Tira stood listening and thinking. This was a new danger. If he shut her away from the child (and he might do it easily, when his foot would serve him again) nobody would hear. They were too far away. He was frightening her. She would frighten him. She walked up to him and stood looking down on him.
"Isr'el," said she quietly, "don't you git it into your head you could shet me up."
"Yes," said he, and his tone was as ominous as her own, "I guess I could shet you up all right."
"Yes," said Tira, "mebbe you could. But if you do, I'll break out. An' when I've broke out"—she towered over him—"I'll break your neck."
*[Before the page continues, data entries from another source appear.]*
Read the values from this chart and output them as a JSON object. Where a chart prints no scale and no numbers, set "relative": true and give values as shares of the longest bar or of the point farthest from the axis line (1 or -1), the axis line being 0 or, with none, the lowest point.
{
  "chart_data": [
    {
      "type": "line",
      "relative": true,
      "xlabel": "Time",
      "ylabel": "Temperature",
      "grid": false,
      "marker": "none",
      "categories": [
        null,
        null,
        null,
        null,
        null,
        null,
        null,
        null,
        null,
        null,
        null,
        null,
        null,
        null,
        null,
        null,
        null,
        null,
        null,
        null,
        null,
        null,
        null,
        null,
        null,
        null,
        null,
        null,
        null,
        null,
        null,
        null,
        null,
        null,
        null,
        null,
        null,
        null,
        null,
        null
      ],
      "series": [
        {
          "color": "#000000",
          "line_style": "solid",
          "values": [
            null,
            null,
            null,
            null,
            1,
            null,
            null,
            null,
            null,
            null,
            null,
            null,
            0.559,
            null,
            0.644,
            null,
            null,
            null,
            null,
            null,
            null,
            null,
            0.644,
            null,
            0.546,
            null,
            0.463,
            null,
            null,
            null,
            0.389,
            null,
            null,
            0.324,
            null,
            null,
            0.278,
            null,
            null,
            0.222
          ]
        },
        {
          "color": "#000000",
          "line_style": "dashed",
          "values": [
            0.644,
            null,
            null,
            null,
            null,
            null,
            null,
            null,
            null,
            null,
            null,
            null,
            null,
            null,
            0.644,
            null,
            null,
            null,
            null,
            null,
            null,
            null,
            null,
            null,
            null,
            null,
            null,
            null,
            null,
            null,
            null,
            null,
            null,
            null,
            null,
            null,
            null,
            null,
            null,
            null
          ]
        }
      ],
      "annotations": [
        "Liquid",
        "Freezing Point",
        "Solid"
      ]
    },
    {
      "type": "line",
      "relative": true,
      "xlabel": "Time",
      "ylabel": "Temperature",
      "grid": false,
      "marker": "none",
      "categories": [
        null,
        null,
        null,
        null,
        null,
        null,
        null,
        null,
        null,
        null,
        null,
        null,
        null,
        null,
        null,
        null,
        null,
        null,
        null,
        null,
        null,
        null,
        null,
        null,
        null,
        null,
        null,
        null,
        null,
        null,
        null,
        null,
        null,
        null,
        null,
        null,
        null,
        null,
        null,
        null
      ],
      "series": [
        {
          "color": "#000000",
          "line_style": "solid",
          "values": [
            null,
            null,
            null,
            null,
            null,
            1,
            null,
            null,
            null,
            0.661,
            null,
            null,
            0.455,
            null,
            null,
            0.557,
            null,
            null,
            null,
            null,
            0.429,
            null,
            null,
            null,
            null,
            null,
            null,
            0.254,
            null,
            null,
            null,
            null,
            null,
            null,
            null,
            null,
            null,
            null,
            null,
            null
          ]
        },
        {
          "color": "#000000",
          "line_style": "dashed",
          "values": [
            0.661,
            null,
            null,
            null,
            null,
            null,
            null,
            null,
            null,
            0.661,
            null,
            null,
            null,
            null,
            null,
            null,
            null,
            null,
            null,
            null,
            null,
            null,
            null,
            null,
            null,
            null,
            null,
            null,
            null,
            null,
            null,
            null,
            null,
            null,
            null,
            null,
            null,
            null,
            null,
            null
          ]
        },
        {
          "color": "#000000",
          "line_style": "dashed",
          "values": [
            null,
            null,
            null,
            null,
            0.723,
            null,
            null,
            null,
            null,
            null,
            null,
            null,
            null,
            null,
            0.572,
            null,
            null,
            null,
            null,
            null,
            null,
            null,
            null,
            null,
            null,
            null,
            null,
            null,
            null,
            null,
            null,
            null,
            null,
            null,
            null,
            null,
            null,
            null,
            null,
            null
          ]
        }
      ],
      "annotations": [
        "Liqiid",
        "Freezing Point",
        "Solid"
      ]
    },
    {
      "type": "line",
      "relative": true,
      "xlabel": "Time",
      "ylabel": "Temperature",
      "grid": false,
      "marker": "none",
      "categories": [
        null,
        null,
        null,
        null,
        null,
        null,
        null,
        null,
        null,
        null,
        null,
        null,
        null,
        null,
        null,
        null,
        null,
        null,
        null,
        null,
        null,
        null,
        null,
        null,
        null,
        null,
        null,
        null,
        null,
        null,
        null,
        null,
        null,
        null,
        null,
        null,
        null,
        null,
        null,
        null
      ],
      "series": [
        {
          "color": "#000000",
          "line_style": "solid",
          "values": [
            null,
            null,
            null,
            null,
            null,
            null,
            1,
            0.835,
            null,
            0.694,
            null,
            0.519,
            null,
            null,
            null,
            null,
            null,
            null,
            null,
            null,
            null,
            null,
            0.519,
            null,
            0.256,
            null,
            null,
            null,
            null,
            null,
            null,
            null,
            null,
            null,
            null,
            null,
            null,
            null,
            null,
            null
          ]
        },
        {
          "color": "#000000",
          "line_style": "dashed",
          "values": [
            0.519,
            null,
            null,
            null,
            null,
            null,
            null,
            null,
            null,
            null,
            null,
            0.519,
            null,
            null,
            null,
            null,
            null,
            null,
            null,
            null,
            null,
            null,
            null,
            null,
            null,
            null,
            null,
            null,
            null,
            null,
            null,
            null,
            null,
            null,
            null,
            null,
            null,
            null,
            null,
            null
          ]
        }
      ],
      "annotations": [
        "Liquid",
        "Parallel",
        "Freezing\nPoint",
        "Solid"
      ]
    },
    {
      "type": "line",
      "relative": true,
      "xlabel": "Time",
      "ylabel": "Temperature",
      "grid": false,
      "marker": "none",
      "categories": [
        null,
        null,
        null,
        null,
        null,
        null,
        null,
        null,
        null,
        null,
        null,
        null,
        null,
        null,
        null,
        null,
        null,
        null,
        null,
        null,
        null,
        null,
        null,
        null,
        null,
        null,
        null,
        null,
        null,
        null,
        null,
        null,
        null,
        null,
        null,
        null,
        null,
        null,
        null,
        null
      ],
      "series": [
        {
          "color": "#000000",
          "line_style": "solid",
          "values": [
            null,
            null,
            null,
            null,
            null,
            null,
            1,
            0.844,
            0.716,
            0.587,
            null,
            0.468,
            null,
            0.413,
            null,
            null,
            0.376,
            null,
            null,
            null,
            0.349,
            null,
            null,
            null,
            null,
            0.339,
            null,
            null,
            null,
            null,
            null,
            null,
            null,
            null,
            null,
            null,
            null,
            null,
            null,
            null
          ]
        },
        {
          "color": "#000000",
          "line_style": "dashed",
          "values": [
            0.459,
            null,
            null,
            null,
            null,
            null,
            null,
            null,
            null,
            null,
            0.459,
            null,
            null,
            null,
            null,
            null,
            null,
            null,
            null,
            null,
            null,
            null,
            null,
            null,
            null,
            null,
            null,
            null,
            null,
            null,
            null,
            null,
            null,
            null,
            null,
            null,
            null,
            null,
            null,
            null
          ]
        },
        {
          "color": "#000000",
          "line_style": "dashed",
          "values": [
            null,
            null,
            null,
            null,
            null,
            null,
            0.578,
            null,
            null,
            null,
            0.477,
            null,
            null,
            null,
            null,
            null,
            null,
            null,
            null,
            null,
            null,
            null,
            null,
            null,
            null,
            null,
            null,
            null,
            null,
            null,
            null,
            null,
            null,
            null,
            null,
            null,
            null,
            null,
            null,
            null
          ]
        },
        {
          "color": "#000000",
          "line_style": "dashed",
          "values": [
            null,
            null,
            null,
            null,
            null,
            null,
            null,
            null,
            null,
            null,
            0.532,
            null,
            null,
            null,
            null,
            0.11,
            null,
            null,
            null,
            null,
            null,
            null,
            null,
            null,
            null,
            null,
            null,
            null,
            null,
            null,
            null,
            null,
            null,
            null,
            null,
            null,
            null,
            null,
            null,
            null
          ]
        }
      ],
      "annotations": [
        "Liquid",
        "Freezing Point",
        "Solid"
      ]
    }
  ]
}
Tenney, looking up and seeing in her eyes the mother rage that sweeps creation from man to brute, was afraid, and Tira knew it. She looked him down. Then her gaze broke, not as if she could not have held his forever, but haughtily, in scorn of what was weaker than herself.
"I've been a true wife to you, Isr'el," she said. "You remember it now, 'fore it's too late. For as God's my witness, if you turn your hand ag'inst a little child—whether it's your own or whether it ain't—an' that baby in there is yourn an' no man but you has got part nor lot in him—if you turn ag'inst him, I turn ag'inst you. An' when I've done that, you'll find me as crazy as you be, an' I can't say no worse."
She went into the bedroom and he heard her crooning there, defiantly he thought, even through the low sweetness of her voice. But her passion had shaken him briefly. For the moment, the inner self in him could not help believing her. He went back to his newspaper, trying, though the print was dim before him, to recover his hold on the commonplace of the day. He, too, would be unmoved; she should see he was not afraid of her tantrums. But he had not read half a column before an evil chance drew his eyes to a paragraph in the gossip from the various towns about. This was under the caption of his own town:
"A certain gentleman appeared last week with a black eye, gained, it is said, in a scrap with a non-resident interested in keeping the peace in country towns. It is said both combatants bore themselves gallantly, but that suit for assault and battery is to be brought by the party attacked."
Tenney sat staring at the words, and his mind told him what a fool he was. That meant the encounter at his gate. He had ignored that. He had been deflected from it simply because he had cut his foot and let himself be drawn off the track of plain testimony by his own pain and helplessness. Was Raven in it, too? Was there a shameless assault of all the men about on Tira's honesty? While he was the dupe of Martin, was Martin Raven's dupe? Did such a woman bring perpetual ruin in her path? This he did not ask himself in such words or indeed through any connected interrogation. It was passion within him, disordered, dim, but horrible to bear. He got up presently, took her scissors, cut out the paragraph and laid it on her basket where her eyes must fall upon it. When he had gone back to his chair, she appeared from the bedroom and went up to him. He did not look at her, but her voice was sweeter, gentler than the song had been, with no defiance in it, and, in spite of him, it moved his sick heart, not to belief in her, or even a momentary rest on her good intent toward him, but to a misery he could hardly face. Every nerve in him cried out in revolt against his lot, his aching love for her, his passion forever unsatisfied because she was not entirely his, the anguish of the atom tossed about in the welter of elemental life.
"Isr'el," said she, "there's one thing we forgot when we spoke so to each other as we did a minute ago."